The effect of the Equality Act is that harassment related to one of the relevant characteristics is directly protected in law and, in theory at least, other forms of harassment, including bullying, are not.
But, in any event an employee can leave and bring a constructive dismissal claim against you for breaking their employment contract (e.g. by allowing the intolerable behaviour). While it is quite difficult for an ex-employee to establish a constructive dismissal claim successfully, that doesn’t always inhibit them from trying.
The really bad news is that if you do get a claim then you may be wiser to seek a settlement than to seek to fight it. A typical unfair dismissal claim can be “done and dusted” in a day. Claims under the Equality Act may take weeks. Furthermore, with unfair dismissal, any award is limited to £87,700 as a maximum, whereas with discrimination claims (e.g. for harassment) there is no upper limit. We have already alluded to the potential legal costs.
Notwithstanding employees seeking remedy via an Employment Tribunal, there may be other forms of redress that aggrieved employees might seek, such questioning “fitness to practice” at the General Medical Council.
What employers can do
Step one must be to have a policy on the matter within your employee handbook.

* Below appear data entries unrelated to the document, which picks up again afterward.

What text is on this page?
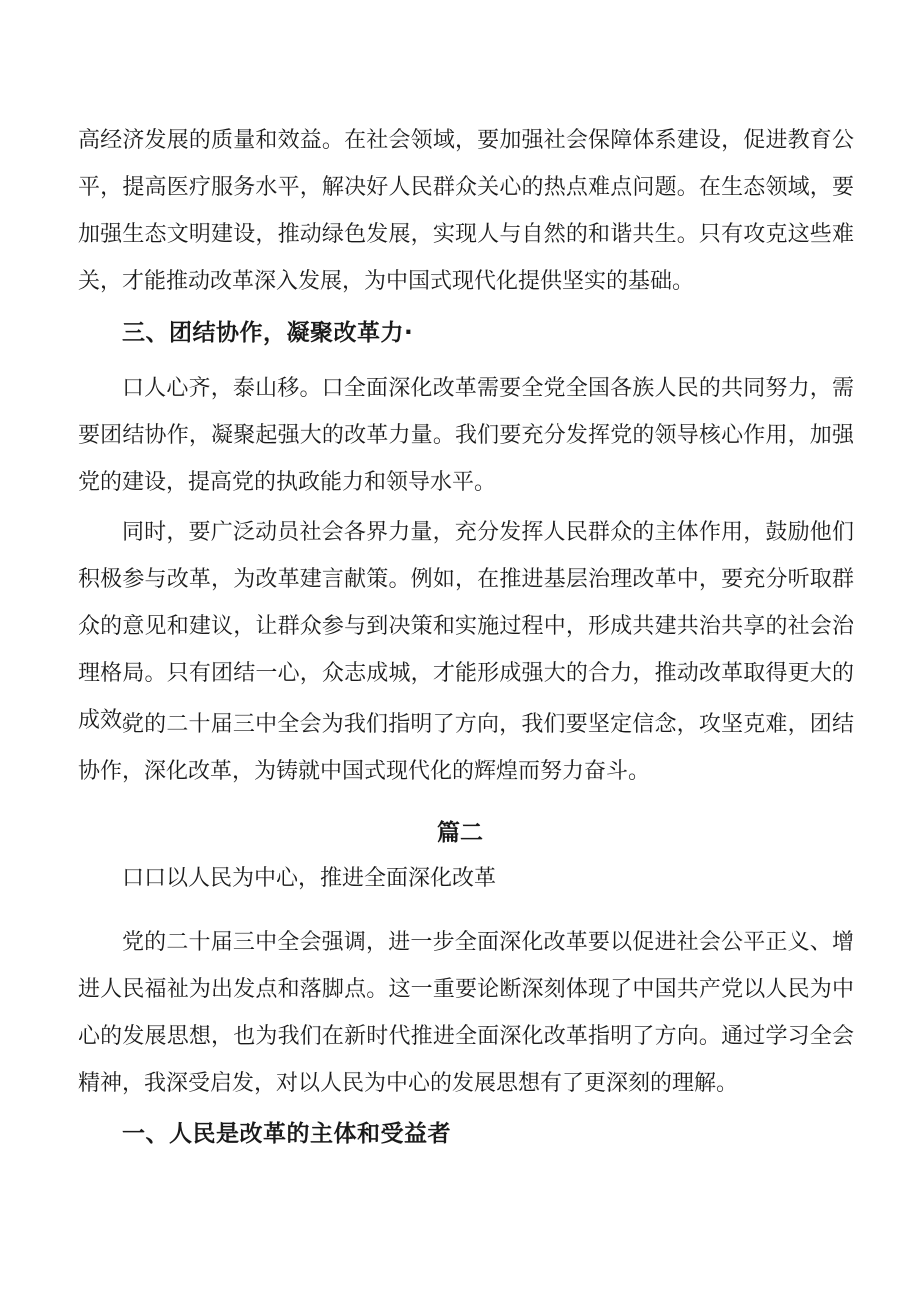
高经济发展的质量和效益。在社会领域，要加强社会保障体系建设，促进教育公平，提高医疗服务水平，解决好人民群众关心的热点难点问题。在生态领域，要加强生态文明建设，推动绿色发展，实现人与自然的和谐共生。只有攻克这些难关，才能推动改革深入发展，为中国式现代化提供坚实的基础。

三、团结协作，凝聚改革力·

口人心齐，泰山移。口全面深化改革需要全党全国各族人民的共同努力，需要团结协作，凝聚起强大的改革力量。我们要充分发挥党的领导核心作用，加强党的建设，提高党的执政能力和领导水平。

同时，要广泛动员社会各界力量，充分发挥人民群众的主体作用，鼓励他们积极参与改革，为改革建言献策。例如，在推进基层治理改革中，要充分听取群众的意见和建议，让群众参与到决策和实施过程中，形成共建共治共享的社会治理格局。只有团结一心，众志成城，才能形成强大的合力，推动改革取得更大的成效。

党的二十届三中全会为我们指明了方向，我们要坚定信念，攻坚克难，团结协作，深化改革，为铸就中国式现代化的辉煌而努力奋斗。

篇二

口口以人民为中心，推进全面深化改革

党的二十届三中全会强调，进一步全面深化改革要以促进社会公平正义、增进人民福祉为出发点和落脚点。这一重要论断深刻体现了中国共产党以人民为中心的发展思想，也为我们在新时代推进全面深化改革指明了方向。通过学习全会精神，我深受启发，对以人民为中心的发展思想有了更深刻的理解。

一、人民是改革的主体和受益者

That needs to include a procedure as to how you will investigate and handle any complaints.
There are a variety of ways in which you can support an employee who wishes to complain about bullying or harassment. It may seem odd to encourage such complaints, but it is far better to be aware of what may be going on than to seek to brush it under the carpet. A good procedure should ensure that the latter does not happen.
In any case, watch out for the signs as indicated above. If the indicators are adverse under one particular manager or supervisor then this could indicate a problem. Be alert to how an employee or employees might be described by a supervisor. Use of derogatory terms indicates disrespect and should flag up a warning.
Those on the receiving end of bullying behaviour should be supported, but it is important to recognise that bullying can go in two directions, from the bottom up as well as from the top down.
Remember that bullying is a behaviour – that is it can be changed – it is not a personality defect. Even the words “he/she is a bully” should be avoided as it labels the individual; similarly reference to a “victim” is unhelpful too. He or she may also have behaviour that merits addressing.
Bullying (and harassment) is an indicator of inadequacy. It can be addressed through training (many managers find supervising people to be very difficult), through team building activities or where individuals have personal limitations through techniques such as neuro-linguistic programming, assertiveness training or cognitive behaviour therapy.
Peer to peer harassment might be addressed through a disciplinary procedure.
However, it is probably more productive to seek to change the behaviour of the person accused of bullying, than to seek to change the behaviour of the person who feels bullied. The latter may not always be entirely innocent in what is after all a human interaction.
In any case it is wise not to prejudge situations.
Finally, all employees deserve to enjoy their work. That cannot be guaranteed, but tackling bullying or harassment where it occurs is an essential step in the right direction. The increased productivity will appear in the bottom line even if it is not clear how.